Comment by jeff_tyrrill
5 hours ago
I feel like the scroll fade fad is misunderstanding layered on bugs, turtles all the way down.
Once upon a time, developers implemented lazy loading of images, to save bandwidth. However, some developers implemented it poorly, waiting until the moment an image is scrolled on-screen to even start loading it, leading to a visible blip as you scroll.
(The better way would be to load an additional pageful of images beyond the current scroll view, which would provide enough time to load before scrolling into view at least most of the time.

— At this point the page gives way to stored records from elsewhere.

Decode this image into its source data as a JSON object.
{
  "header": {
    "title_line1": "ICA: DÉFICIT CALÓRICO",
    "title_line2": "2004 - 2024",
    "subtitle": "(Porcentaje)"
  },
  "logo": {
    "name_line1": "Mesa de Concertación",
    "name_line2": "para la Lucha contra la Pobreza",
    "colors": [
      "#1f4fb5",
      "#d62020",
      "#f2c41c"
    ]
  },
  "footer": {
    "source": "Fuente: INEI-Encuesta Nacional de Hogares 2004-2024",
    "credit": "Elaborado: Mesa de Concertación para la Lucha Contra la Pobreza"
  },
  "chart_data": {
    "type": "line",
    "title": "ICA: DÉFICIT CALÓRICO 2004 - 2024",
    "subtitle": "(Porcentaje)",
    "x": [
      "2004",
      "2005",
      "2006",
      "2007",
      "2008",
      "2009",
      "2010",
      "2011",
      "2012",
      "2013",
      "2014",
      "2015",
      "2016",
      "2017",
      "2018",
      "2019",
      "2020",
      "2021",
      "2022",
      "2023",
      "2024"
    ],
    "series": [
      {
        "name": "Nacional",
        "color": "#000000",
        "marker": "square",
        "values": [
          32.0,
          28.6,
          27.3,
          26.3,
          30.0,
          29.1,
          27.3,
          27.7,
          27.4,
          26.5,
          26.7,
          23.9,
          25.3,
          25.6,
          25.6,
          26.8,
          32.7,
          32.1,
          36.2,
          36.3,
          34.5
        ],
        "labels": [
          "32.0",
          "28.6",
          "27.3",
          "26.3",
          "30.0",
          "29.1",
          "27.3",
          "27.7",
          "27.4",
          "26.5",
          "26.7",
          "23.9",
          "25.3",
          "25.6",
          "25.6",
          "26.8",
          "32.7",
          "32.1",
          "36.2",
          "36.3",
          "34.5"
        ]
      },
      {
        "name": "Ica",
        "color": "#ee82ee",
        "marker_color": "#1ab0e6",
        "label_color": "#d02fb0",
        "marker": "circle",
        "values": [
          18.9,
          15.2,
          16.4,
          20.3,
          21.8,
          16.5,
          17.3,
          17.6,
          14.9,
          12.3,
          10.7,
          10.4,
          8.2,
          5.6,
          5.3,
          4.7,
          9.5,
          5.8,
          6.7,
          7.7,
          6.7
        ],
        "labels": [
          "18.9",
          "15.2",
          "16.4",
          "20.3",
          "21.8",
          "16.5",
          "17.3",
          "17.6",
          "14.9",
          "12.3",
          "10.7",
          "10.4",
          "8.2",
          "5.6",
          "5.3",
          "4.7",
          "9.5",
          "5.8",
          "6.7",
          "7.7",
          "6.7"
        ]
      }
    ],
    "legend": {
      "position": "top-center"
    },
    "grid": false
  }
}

However, this doesn't maximally save bandwidth and some developers don't make good tradeoffs between diminishing returns on saving bandwidth vs. visibly degraded UX.)
Then, designers saw the blip-into-view effect, thought it was an intentional visual effect (rather than an artifact of poorly implemented lazy loading), but thought, oh, I'll fix it so it looks nice, with fading.

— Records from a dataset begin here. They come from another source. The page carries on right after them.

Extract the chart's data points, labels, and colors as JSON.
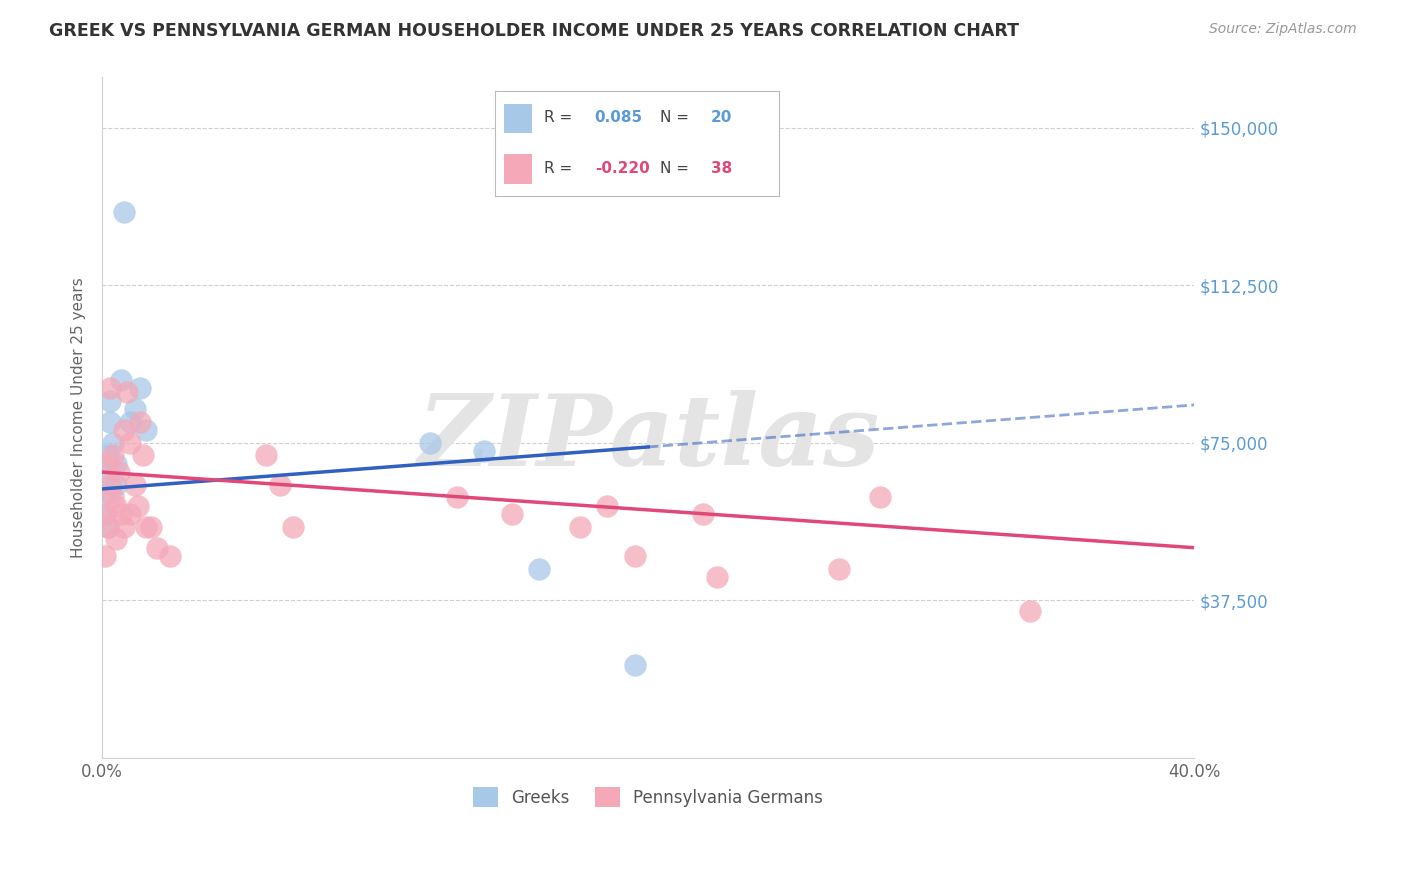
{
  "title": "GREEK VS PENNSYLVANIA GERMAN HOUSEHOLDER INCOME UNDER 25 YEARS CORRELATION CHART",
  "source": "Source: ZipAtlas.com",
  "ylabel": "Householder Income Under 25 years",
  "yticks": [
    0,
    37500,
    75000,
    112500,
    150000
  ],
  "ytick_labels": [
    "",
    "$37,500",
    "$75,000",
    "$112,500",
    "$150,000"
  ],
  "xmin": 0.0,
  "xmax": 0.4,
  "ymin": 0,
  "ymax": 162000,
  "greek_R": 0.085,
  "greek_N": 20,
  "pg_R": -0.22,
  "pg_N": 38,
  "greek_color": "#a8c8e8",
  "pg_color": "#f4a8b8",
  "greek_line_color": "#3060c0",
  "pg_line_color": "#e04878",
  "watermark": "ZIPatlas",
  "background_color": "#ffffff",
  "plot_bg_color": "#ffffff",
  "greek_x": [
    0.001,
    0.001,
    0.002,
    0.002,
    0.002,
    0.003,
    0.003,
    0.004,
    0.005,
    0.005,
    0.007,
    0.008,
    0.01,
    0.012,
    0.014,
    0.016,
    0.12,
    0.14,
    0.16,
    0.195
  ],
  "greek_y": [
    68000,
    58000,
    72000,
    63000,
    55000,
    80000,
    85000,
    75000,
    70000,
    65000,
    90000,
    130000,
    80000,
    83000,
    88000,
    78000,
    75000,
    73000,
    45000,
    22000
  ],
  "pg_x": [
    0.001,
    0.001,
    0.002,
    0.002,
    0.003,
    0.003,
    0.004,
    0.004,
    0.005,
    0.005,
    0.006,
    0.007,
    0.008,
    0.008,
    0.009,
    0.01,
    0.01,
    0.012,
    0.013,
    0.014,
    0.015,
    0.016,
    0.018,
    0.02,
    0.025,
    0.06,
    0.065,
    0.07,
    0.13,
    0.15,
    0.175,
    0.185,
    0.195,
    0.22,
    0.225,
    0.27,
    0.285,
    0.34
  ],
  "pg_y": [
    58000,
    48000,
    70000,
    55000,
    88000,
    65000,
    72000,
    62000,
    60000,
    52000,
    68000,
    58000,
    78000,
    55000,
    87000,
    75000,
    58000,
    65000,
    60000,
    80000,
    72000,
    55000,
    55000,
    50000,
    48000,
    72000,
    65000,
    55000,
    62000,
    58000,
    55000,
    60000,
    48000,
    58000,
    43000,
    45000,
    62000,
    35000
  ],
  "greek_line_x0": 0.0,
  "greek_line_y0": 64000,
  "greek_line_x1": 0.2,
  "greek_line_y1": 74000,
  "pg_line_x0": 0.0,
  "pg_line_y0": 68000,
  "pg_line_x1": 0.4,
  "pg_line_y1": 50000
}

And here we are with a dumb visual fad originating from a bug without realizing it was a bug.
...is that really the story? It feels like these are two related, but different things.
I'm not sure it's feasible to prove or disprove how this design trend started. I wouldn't be shocked if it was true, but I also wouldn't be shocked if it wasn't. I'd be more surprised if we ever found out for sure one way or another than about what the truth is.
I haven't dug into the history to see if this is really how it happened. I'd actually feel better if it wasn't true but it's the thought that occurred to me when I noticed the scroll fade effect becoming popular.